---

# 📊 Pandas\_ETL — Data Validation in ETL

### 🎯 Intent

Use **Pydantic v2 + Pandas** to validate ETL pipeline data—ensuring rows are clean, typed, and consistent before analytics or storage.

---

### 🧩 Core Components

1. **🧱 Row Models**

   * Define schema with `BaseModel` + field constraints.
   * Example fields: `id: int`, `name: str`, `amount: float`.

2. **📥 Validate Rows**

   * Convert DataFrame rows to dicts.
   * Validate with `.model_validate()`.
   * Catch `ValidationError` → log/drop.

3. **⚡ Batch Validation**

   * Use `TypeAdapter(list[Model])` for vectorized checks.
   * Much faster for bulk ETL.

4. **🛡️ Cleaning**

   * Drop invalid rows.
   * Fill defaults via field defaults.
   * Save errors to logs/quarantine table.

5. **📦 Integration**

   * Run validation step **before transformations**.
   * Build new DataFrame from validated rows.

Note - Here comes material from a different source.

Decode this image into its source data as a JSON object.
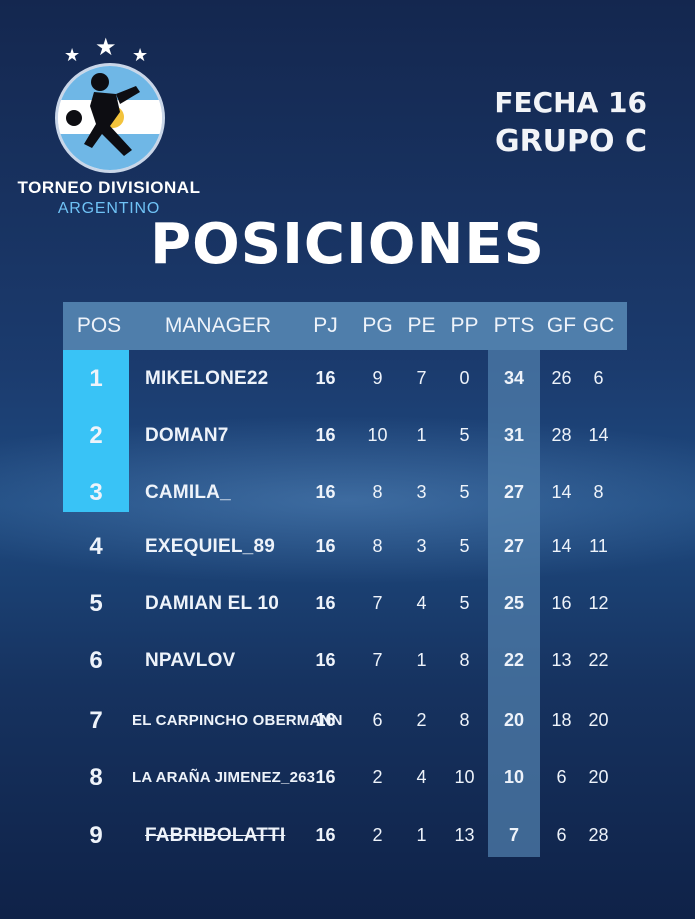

6. **🧪 Common Constraints**

   * Ranges (`ge`, `le`), string length, regex patterns.
   * Enums (`Literal`, `Enum`).
   * Dates (`datetime`, `PastDate`).

7. **🔗 Schema Reuse**

   * Same Pydantic model can validate both **API inputs** and **ETL rows**.

8. **📊 Error Auditing**

   * Collect row index + error message.
   * Store invalid data separately for review.

---